ほわいとちょこれーと!─幼馴染みと恋するホワイトデー
 それから私たちはできあがったチョコをラッピングして、残ったチョコでチョコパーティーをしたあと7時頃に解散した。


「じゃあまた学校でね!」

「バイバイ」


 ミサトの家から二つ目の交差点でレイラと別れる。

 手には紙袋ひとつ。
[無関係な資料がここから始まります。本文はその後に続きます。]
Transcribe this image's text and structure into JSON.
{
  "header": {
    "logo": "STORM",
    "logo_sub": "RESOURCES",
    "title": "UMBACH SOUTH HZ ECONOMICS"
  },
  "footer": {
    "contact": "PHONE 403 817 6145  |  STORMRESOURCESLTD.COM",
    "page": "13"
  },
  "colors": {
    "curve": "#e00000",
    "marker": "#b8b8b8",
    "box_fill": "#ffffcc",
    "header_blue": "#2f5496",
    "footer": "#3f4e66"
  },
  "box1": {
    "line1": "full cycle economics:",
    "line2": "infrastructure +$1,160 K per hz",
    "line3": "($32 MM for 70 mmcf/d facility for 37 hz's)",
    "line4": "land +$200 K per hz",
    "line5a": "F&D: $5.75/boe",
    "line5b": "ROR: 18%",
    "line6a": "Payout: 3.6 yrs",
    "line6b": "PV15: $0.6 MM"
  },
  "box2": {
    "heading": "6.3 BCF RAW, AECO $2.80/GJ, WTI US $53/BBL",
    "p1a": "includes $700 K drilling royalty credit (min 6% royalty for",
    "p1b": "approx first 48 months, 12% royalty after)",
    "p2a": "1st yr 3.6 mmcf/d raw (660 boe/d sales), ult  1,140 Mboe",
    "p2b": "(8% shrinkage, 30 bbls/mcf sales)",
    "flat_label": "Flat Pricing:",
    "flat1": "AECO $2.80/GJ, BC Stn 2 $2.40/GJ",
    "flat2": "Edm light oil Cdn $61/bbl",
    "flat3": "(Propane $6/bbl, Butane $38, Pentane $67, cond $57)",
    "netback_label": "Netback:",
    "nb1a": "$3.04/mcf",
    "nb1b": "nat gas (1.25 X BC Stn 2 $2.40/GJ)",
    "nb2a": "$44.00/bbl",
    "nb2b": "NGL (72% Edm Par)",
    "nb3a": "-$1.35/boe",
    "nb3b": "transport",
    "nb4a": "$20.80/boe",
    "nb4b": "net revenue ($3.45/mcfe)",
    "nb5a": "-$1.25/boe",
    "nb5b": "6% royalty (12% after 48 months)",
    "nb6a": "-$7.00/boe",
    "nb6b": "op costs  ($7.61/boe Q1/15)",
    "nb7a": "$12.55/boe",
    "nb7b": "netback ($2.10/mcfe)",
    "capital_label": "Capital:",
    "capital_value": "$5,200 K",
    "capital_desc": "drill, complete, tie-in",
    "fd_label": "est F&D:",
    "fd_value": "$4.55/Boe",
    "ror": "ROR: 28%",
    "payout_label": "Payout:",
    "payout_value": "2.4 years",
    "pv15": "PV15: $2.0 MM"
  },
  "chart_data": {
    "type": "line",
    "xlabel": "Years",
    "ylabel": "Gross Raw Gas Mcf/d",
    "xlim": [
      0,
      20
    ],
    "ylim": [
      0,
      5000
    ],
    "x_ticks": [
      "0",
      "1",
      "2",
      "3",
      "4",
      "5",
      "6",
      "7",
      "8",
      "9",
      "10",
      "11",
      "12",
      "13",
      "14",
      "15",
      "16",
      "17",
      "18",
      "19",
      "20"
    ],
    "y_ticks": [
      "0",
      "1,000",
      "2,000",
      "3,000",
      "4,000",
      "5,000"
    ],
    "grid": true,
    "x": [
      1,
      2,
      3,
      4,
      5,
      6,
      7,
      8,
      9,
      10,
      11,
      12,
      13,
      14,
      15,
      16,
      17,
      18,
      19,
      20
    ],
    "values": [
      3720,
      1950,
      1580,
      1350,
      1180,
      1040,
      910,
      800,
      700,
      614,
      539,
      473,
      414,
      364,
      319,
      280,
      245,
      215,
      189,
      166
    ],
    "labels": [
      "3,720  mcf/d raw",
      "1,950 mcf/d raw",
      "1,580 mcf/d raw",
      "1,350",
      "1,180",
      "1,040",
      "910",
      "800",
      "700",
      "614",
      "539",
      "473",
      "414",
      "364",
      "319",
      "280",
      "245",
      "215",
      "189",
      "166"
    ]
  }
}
明日配る友チョコが入っている。


 歩きながら紙袋の中を覗き見る。


 紙袋いっぱいに入った小さなチョコの包みの中にひとつだけ水色のリボンがかかった包みがある。


 それは─



(千早の分─)



 ビニールの包みの中で街灯の灯りを受けてチョコがつやつやと光る。

 一番上手にできたチョコ。


(千早、喜んでくれるかなぁ…)


 昔からチョコ好きだし、きっと喜んでくれる。


 できれば私からもらえたことを喜んでくれたら嬉しいんだけどな…


 なんて思ったところでちょっと恥ずかしくなって慌ててばっと紙袋を閉じた。


(千早…)


 こちらを振り返る千早が頭の中でフラッシュバックして頬が熱くなる。



 3歳の頃から知ってる千早。


 一緒にすべり台も砂遊びもしたし、千早の家に遊びに行ったし、千早がうちに来たこともあるし、一緒におやつを食べてごはんも食べて、そればかりかプールも行ったしこども合宿で一緒にお泊まりもしたし…


 それがいつからだろう。


「千早が好き」って思ったのは。

 他の誰かじゃダメで、「千早がいい」って思うのはどうしてだろう。



 冷たい冬の夜風がびゅうっと吹き付け、ほてった頬を冷ます。


「寒…」


 私は紙袋の持ち手をきゅっと握り締めて夜道を急いだ。